Most exits don’t fail because the business is bad. They fail because the process is messy: missing documents, slow responses, unclear numbers, and “surprises” that break trust.
Below is a practical founder’s checklist to sell a company in Romania with fewer delays, stronger offers, and smoother closing.
Phase 1 — Pre-sale readiness (2–6 weeks)
Goal: make the business “buyer-ready” without over-engineering.
Corporate & legal basics
- ✅ Company structure chart (shareholders, subsidiaries if any)
- ✅ Updated trade registry documents
- ✅ Board/shareholder decisions easy to retrieve
- ✅ Clear ownership of key assets (equipment, vehicles, real estate)
- ✅ IP basics: software ownership, trademarks (where relevant)
- ✅ Key contracts available and signed (customers, suppliers, leases)
Financial hygiene
- ✅ Monthly P&L for last 24–36 months (consistent format)
- ✅ Balance sheet with clear debt and cash positions
- ✅ Revenue breakdown by customer/product/channel
- ✅ Normalization notes (owner salary, one-offs, related-party)
- ✅ Capex and maintenance spend clarity
- ✅ Working capital reality: receivables aging + inventory logic
Operational clarity
- ✅ Org chart + key roles + compensation bands (high level)
- ✅ Top processes documented (sales pipeline, delivery, procurement)
- ✅ Any critical dependencies identified (founder, 1 customer, 1 supplier)
Phase 2 — Sale story and materials (1–3 weeks)
Goal: present a coherent investment narrative.
Define your story
- What does the business do, in one sentence?
- Why does it win (USP / moat)?
- What’s the growth path (pricing, new products, expansion)?
- What are the key risks (and how are they mitigated)?
Prepare standard materials
- ✅ Teaser (anonymous summary)
- ✅ Information memorandum (full overview)
- ✅ Financial pack (KPIs + 3-year performance)
- ✅ Data room index (clean folder structure)
Phase 3 — Go-to-market and buyer management (8–12 weeks)
Goal: maximize competition while controlling confidentiality.
Target buyers
- ✅Strategic buyers (synergy = potential premium)
- ✅ Financial buyers (stability + growth = fit)
- ✅ Identify “must-avoid” buyers (conflicts, competitors, reputational risk)
Process control
- ✅ NDA before sharing sensitive info
- ✅ One channel for Q&A (avoid inconsistent answers)
- ✅ Set deadlines (offers, meeting windows, diligence kick-off)
Founder discipline
- ✅ Do not improvise numbers on calls
- ✅ Don’t overshare early (share in stages)

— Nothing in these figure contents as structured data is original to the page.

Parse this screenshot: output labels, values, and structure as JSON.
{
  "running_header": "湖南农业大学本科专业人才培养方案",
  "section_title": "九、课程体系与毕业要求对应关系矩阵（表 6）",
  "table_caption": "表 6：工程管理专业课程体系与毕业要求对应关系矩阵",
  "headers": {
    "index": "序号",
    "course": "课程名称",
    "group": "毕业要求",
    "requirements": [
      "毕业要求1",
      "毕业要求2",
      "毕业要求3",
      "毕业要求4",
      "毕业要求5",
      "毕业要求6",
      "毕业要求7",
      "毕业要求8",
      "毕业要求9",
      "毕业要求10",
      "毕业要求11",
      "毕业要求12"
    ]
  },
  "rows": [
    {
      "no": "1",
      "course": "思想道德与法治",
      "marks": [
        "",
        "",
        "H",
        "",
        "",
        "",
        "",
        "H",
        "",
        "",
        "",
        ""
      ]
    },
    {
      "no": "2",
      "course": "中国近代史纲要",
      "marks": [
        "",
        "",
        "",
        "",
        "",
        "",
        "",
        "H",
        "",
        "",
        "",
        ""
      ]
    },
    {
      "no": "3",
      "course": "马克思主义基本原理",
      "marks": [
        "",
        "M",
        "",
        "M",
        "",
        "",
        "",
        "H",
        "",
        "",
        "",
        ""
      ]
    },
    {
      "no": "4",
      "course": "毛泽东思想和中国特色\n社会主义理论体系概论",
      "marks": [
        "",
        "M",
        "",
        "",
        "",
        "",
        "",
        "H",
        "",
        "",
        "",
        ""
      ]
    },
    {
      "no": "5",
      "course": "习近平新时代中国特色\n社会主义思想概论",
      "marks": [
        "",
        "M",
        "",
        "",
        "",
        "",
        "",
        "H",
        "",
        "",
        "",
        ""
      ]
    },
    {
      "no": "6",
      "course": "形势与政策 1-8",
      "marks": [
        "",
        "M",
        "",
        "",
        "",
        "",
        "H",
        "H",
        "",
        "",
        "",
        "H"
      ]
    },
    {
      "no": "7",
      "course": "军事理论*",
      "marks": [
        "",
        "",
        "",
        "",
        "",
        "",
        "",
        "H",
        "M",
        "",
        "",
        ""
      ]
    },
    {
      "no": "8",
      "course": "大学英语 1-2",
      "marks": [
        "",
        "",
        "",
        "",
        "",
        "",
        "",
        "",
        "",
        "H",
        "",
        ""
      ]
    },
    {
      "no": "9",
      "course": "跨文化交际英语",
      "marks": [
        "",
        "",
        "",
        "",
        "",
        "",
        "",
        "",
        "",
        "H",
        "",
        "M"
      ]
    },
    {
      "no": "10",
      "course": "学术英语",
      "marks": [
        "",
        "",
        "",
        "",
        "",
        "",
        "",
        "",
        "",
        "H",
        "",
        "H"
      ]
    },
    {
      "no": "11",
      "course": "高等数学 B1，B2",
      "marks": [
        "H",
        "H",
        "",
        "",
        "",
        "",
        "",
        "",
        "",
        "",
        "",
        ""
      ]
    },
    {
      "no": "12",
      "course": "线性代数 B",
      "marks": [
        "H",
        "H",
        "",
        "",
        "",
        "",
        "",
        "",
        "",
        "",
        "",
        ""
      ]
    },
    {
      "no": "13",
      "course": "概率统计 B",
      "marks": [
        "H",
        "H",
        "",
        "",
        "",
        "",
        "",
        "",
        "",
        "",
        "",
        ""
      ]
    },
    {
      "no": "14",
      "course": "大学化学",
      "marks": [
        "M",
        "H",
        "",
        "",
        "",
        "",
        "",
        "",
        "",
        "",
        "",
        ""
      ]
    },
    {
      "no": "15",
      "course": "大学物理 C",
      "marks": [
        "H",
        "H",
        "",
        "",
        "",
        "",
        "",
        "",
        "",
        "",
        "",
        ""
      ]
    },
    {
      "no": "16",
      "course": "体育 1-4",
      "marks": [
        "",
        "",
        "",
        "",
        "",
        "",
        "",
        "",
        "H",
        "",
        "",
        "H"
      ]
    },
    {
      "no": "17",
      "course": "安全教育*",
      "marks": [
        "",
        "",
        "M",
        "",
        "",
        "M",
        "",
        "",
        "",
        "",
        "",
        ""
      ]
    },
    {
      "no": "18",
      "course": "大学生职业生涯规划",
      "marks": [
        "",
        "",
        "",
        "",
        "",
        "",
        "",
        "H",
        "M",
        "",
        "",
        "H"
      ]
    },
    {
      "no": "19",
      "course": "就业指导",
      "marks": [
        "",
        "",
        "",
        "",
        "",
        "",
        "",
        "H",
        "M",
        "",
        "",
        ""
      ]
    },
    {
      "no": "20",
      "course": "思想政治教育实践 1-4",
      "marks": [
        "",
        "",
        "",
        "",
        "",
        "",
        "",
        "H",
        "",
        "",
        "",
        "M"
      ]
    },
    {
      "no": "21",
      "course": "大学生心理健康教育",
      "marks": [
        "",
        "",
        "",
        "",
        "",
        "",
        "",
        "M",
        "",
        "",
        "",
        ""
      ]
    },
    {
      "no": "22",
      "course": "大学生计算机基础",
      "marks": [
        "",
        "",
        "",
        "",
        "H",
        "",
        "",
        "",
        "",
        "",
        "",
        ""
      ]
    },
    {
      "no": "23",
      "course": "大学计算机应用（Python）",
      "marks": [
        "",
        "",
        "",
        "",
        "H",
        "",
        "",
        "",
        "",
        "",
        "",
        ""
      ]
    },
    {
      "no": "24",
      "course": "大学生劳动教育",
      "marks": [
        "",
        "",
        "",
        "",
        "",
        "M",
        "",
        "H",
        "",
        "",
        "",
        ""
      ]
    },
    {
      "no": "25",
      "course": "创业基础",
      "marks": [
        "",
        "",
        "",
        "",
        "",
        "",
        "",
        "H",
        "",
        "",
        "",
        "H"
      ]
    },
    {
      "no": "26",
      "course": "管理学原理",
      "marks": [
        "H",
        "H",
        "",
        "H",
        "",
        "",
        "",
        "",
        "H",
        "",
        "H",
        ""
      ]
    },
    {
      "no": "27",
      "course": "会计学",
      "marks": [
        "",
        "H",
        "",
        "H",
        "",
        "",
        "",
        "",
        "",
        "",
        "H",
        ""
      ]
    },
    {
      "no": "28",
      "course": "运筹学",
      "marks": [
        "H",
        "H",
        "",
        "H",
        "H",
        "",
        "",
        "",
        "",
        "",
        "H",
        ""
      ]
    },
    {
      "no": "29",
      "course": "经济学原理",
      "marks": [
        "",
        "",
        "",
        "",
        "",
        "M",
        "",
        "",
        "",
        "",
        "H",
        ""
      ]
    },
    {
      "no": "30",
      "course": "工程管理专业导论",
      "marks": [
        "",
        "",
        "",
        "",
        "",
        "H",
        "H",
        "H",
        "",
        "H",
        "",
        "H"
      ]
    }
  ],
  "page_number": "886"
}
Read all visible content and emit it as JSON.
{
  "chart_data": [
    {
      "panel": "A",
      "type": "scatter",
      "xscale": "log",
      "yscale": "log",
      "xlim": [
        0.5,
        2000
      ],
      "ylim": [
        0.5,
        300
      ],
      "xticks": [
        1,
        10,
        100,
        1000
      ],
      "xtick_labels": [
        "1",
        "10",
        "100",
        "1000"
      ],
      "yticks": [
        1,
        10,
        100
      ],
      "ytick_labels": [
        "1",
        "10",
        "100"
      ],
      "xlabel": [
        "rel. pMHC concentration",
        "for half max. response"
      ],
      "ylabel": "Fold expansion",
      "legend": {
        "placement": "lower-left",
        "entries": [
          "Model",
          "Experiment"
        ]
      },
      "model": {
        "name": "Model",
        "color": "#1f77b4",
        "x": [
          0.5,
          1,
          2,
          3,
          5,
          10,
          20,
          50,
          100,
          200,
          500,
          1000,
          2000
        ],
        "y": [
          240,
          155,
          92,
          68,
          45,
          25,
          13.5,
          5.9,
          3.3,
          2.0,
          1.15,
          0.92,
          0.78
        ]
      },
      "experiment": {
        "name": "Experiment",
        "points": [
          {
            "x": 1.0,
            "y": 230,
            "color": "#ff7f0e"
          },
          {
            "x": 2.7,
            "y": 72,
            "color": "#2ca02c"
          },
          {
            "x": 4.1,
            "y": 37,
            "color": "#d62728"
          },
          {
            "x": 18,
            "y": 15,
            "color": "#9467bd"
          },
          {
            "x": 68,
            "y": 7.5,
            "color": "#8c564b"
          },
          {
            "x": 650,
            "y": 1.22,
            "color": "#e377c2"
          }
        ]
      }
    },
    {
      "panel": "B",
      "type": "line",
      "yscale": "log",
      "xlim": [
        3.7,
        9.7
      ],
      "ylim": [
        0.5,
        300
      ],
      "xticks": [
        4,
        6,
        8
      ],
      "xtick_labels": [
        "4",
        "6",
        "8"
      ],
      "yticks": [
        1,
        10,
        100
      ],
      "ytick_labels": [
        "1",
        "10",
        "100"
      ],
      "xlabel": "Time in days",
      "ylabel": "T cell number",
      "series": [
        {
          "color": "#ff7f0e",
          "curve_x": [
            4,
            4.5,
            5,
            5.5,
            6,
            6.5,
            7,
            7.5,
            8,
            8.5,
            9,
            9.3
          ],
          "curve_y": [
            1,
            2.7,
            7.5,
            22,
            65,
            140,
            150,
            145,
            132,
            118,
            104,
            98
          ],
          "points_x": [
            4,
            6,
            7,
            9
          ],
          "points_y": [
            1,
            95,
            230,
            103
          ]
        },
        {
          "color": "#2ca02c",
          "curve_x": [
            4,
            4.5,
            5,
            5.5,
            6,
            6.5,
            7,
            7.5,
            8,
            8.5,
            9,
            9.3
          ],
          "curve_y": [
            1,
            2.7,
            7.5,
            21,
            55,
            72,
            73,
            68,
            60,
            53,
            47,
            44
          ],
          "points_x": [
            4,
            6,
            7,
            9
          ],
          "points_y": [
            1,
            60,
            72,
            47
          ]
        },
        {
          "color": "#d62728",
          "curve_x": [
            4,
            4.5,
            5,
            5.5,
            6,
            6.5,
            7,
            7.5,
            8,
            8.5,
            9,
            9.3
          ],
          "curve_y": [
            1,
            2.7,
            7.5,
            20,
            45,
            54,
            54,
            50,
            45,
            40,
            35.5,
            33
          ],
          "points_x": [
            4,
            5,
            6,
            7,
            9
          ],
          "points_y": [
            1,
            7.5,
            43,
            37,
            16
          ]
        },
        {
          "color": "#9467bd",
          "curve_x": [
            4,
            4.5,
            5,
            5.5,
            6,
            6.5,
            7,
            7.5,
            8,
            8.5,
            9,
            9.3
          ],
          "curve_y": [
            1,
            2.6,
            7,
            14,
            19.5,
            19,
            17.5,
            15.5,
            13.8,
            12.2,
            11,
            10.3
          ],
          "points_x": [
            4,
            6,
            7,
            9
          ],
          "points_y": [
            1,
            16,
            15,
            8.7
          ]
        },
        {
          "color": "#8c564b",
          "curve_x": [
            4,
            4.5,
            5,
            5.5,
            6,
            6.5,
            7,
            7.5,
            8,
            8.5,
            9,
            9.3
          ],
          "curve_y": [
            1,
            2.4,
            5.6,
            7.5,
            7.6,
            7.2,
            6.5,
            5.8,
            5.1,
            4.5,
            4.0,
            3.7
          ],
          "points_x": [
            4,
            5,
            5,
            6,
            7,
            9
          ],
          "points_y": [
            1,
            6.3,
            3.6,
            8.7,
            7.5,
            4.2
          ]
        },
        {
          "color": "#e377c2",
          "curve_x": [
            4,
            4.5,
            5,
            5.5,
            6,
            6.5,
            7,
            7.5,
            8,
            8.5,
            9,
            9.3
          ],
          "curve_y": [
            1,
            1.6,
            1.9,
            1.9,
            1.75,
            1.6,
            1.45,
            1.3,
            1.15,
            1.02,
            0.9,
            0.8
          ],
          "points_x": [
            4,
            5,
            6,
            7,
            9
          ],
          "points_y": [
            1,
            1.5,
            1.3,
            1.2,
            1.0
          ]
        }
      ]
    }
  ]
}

- ✅ Keep “one truth” aligned across documents and verbal explanations
Phase 4 — Offers and LOI (4–8 weeks)
Goal: choose the best buyer, not just the highest number.
Compare offers using a decision grid
- Price and structure (cash vs deferred vs earn-out)
- Certainty of funds (proof of financing)
- Timeline credibility
- Deal conditions (exclusivity length, heavy CPs)
- Reputation and post-deal expectations
LOI must cover
- Price mechanism (locked box or completion accounts)
- Net debt and working capital assumptions
- Scope of diligence
- Exclusivity period
- Closing plan and conditions
Phase 5 — Due diligence and SPA (12–18+ weeks)
Goal: reduce surprises and protect value.
Your best practices
- ✅ Respond quickly (momentum matters)
- ✅ Provide documents once, correctly
- ✅ Track Q&A in a log
- ✅ Flag issues early (buyers hate late disclosures)
- ✅ Be prepared for QoE-style questions:
- revenue recognition
- customer concentration
- margins by segment
- related-party transactions
- debt-like items
SPA negotiation focus points
- Warranties and indemnities (scope, caps, time limits)
- Closing conditions and termination rights
- Price adjustments and leakage rules (if locked box)
- Non-compete / non-solicit and their realism
- Transition services and founder role post-close
Phase 6 — Signing, closing, and handover
Goal: finish cleanly and protect the next chapter.
Closing checklist
- ✅ Final approvals and corporate steps
- ✅ Payment instructions and confirmations
- ✅ Updated registries, share transfer documentation
- ✅ Handover plan: customers, suppliers, internal team communication
- ✅ Transition calendar (first 30/60/90 days)
The founder’s “golden rule”
Make the buyer’s job easy without giving away leverage.
Structured information + fast responses + consistent story = better price and terms.